The whole thing is basically “Brigadoon” with less singing and more $30,000 massage chairs.

And with around 180,000 attendees, it’s roughly the size of Fort Lauderdale, Florida.

Now that it’s disappeared into the ether for another year, here’s a look back at some of what stood out.

Least surprising trend: the rise of the machines

Skynet jokes were flying fast and easy, thanks to robots of every shape, size and purpose imaginable. Delivery robots. Laundry-folding robots. Boxing robots. Ping pong-playing robots. Robots to help you sleep. Robots to purify your air. Robots that just want to be hugged. Robots to play with your pets. Coming to CES 2022: robots to play with your robots.

Biggest battle: Amazon’s Alexa vs. Google Assistant

In a trend that could spell even greater doom should the world of “A Quiet Place” ever come to pass, these two are waging a war to make anything and everything voice-activated. Based on the tech available at CES, soon you’ll be talking to your shower, toilet, oven, refrigerator, pressure cooker, bicycle, lawn mower and eyeglasses. And to think, just a few short years ago, that same behavior would have landed you in an institution.

Least intimidating tech: Mui

You can get news and weather updates, send and receive messages, and run other smart devices from this home control hub. What’s so special about that? It’s literally a block of wood with a swipe-to-activate digital display.

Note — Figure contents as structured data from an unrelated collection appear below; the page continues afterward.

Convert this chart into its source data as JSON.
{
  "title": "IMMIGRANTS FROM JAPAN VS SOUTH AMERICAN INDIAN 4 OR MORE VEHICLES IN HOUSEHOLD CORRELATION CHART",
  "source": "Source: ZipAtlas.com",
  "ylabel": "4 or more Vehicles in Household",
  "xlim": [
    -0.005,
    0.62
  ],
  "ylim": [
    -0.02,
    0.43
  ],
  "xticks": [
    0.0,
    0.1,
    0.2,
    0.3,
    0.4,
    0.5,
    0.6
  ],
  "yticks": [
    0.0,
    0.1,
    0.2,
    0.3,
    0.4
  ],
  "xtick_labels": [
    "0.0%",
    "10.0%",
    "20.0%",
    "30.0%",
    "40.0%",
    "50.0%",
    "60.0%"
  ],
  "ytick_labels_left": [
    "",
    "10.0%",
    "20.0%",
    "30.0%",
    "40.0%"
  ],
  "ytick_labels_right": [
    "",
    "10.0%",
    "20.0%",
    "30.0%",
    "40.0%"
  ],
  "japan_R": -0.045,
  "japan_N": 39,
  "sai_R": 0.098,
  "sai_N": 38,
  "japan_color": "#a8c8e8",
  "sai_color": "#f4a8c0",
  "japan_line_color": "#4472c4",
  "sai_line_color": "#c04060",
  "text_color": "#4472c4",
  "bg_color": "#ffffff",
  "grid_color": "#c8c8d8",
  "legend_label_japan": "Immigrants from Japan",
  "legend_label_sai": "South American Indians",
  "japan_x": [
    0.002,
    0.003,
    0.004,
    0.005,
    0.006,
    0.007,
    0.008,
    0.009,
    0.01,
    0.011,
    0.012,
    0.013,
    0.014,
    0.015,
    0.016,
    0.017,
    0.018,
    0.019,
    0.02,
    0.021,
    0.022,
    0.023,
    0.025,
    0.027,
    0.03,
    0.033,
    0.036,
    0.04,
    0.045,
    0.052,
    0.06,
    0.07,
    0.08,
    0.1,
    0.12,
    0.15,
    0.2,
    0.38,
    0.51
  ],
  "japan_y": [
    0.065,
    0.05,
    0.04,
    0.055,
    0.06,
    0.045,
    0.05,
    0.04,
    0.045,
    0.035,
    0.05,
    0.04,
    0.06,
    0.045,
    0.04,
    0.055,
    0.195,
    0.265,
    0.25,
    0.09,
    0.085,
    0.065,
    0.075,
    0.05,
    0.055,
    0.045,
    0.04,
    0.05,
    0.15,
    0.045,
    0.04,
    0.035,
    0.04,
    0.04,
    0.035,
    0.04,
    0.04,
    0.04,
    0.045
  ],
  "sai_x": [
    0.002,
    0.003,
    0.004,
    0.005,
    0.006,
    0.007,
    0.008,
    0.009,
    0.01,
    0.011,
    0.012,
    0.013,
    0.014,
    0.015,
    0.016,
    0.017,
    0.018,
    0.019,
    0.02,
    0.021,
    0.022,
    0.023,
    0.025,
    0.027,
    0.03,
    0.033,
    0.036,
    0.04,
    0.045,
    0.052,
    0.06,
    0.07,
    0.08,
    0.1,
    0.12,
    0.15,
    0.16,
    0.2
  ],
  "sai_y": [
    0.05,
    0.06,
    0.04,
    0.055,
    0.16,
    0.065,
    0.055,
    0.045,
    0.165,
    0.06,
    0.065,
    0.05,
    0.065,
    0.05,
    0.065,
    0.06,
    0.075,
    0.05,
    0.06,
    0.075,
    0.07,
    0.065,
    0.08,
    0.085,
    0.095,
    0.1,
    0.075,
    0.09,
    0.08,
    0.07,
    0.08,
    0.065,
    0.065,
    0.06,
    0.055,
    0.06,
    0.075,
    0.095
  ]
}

Most terrifying development, non-robot division: flying Uber

The company whose business model is built upon one of the three things your mother always nagged you about — along with not running with scissors and always wearing clean underpants — is readying customers to make the leap from getting into a car with a stranger to getting into a flying car with a stranger.

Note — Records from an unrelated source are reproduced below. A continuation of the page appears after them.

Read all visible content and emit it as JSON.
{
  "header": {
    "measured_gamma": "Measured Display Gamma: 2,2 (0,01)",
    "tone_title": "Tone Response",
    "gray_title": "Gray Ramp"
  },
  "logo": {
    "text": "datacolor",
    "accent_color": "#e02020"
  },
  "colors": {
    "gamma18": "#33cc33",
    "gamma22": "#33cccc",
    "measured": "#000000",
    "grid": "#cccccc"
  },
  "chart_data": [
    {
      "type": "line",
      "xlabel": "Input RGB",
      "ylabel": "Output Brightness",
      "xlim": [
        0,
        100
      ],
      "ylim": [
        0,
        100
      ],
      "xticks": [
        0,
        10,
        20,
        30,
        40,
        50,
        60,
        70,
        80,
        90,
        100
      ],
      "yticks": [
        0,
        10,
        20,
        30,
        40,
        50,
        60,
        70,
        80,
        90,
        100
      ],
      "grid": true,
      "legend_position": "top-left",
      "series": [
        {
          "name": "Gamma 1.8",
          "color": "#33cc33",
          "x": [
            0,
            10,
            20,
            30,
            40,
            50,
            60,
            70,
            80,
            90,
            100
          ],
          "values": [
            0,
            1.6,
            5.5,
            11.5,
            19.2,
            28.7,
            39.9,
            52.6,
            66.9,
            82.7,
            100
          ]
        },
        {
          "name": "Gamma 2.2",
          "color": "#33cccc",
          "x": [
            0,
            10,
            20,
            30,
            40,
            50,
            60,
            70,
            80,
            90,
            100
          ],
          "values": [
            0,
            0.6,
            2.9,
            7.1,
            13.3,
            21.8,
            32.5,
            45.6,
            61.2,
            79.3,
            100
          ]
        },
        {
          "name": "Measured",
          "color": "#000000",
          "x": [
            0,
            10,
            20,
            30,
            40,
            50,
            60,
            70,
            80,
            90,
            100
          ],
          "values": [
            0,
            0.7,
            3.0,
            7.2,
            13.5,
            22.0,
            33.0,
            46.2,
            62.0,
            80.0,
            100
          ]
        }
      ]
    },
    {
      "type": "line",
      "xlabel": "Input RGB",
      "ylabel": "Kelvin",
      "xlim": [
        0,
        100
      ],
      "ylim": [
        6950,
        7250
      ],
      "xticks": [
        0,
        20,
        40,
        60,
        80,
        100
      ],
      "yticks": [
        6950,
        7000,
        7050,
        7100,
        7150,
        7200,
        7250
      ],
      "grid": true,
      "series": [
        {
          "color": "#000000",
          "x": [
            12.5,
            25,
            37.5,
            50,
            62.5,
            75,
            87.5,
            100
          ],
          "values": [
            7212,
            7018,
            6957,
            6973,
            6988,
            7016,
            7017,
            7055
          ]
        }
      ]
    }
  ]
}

Biggest about-face: Apple plays nice (sort of)

Apple not only never attends the convention but also often tries to steal its thunder. Still, CES 2019 kicked off with a large sign on the side of the SpringHill Suites near the Las Vegas Convention Center that touted the iPhone’s privacy features. Apple’s virtual presence grew to include surprising announcements that consumers could access iTunes via upcoming TVs from Samsung, Sony, LG and Vizio without the need for Apple TV. The tech giant wasn’t nice enough to actually show up — but baby steps.

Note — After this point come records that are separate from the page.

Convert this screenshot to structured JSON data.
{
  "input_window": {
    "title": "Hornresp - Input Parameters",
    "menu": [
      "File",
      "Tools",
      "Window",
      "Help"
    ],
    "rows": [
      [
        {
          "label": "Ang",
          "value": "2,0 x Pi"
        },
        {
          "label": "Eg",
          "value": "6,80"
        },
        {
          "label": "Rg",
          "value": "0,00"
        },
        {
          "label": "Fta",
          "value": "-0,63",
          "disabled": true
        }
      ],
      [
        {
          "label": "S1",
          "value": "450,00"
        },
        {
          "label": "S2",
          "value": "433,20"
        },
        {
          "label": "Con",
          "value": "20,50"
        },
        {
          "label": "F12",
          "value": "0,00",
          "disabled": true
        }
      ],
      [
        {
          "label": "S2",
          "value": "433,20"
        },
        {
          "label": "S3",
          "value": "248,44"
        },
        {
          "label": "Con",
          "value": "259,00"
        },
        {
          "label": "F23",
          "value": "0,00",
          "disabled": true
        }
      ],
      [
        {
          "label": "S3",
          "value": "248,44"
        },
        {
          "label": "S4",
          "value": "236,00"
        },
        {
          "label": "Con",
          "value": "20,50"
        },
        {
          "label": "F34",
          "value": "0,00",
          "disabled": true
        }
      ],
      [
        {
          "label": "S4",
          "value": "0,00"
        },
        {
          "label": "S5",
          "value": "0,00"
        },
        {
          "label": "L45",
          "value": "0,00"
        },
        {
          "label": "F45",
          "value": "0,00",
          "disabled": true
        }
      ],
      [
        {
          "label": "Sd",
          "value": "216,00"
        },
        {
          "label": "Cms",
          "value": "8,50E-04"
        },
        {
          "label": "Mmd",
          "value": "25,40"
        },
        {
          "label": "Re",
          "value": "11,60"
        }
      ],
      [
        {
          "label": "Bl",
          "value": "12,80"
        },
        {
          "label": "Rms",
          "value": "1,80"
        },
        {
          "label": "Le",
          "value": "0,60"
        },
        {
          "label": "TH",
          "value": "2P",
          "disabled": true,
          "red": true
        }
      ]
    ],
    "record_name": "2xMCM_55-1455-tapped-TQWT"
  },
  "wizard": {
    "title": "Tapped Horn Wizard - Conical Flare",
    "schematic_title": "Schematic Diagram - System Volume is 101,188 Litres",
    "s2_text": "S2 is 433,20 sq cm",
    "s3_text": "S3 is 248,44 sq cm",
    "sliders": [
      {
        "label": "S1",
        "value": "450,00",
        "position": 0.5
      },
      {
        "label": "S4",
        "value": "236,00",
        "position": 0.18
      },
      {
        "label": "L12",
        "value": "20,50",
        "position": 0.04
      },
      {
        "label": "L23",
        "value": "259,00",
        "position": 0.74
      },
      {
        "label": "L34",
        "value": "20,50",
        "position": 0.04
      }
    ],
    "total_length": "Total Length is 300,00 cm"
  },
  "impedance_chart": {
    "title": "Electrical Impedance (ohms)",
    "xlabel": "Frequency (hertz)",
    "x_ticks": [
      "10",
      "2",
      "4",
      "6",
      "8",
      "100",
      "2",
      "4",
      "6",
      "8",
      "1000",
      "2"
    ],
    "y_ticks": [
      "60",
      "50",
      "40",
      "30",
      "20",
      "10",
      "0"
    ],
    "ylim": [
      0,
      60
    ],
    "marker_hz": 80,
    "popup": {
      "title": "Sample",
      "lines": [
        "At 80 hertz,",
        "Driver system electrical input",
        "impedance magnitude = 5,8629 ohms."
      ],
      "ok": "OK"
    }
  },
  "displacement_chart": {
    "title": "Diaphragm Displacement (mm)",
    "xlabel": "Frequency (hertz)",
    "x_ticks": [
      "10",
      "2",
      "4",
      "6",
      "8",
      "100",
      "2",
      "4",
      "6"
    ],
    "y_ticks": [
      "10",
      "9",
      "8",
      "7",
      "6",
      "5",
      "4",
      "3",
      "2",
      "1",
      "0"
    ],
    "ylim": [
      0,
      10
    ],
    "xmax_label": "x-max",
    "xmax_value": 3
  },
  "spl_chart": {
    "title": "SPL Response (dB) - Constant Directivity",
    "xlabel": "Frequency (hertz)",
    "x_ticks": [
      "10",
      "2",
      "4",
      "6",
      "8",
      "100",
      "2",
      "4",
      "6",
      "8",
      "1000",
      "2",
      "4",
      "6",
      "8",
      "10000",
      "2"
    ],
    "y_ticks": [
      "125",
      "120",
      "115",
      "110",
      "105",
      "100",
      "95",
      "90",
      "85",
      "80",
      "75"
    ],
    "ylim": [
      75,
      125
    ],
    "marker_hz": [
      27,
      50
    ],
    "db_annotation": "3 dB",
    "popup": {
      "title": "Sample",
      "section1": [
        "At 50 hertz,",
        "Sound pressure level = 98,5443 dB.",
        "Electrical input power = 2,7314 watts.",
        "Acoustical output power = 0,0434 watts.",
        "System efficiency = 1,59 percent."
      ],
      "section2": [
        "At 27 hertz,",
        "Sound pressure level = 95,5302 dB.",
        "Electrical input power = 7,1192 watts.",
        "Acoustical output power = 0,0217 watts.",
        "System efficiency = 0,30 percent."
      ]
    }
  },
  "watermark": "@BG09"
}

Least expected beneficiary of new technology: bees

You can be angry at an individual bee or two, but the rapid decline in their worldwide population could prove catastrophic. Winner of a CES Innovation Award, BeeLife’s self-powered CoCoon beehive combats climate change inside the hive while providing a defense against bees’ greatest predator, the Varroa mite. If you save the bees, you save every plant they pollinate and you save the world. Also, more honey barbecue wings for everyone.

Most trusting attendees: visitors to the Orig3n booth

The genetic insight business offered free lifestyle tests that had crowds streaming by to drop vials full of their DNA inside large bins. Have any of these people ever seen “CSI”? You guard those DNA samples with your life until you’re slapped with a court order.

Most promising sign that we might avoid the seemingly inevitable subjugation by robot overlords: La Crosse Technology

The Wisconsin-based company showcased some of its wares above a banner that simply and succinctly stated what they were: analog clocks.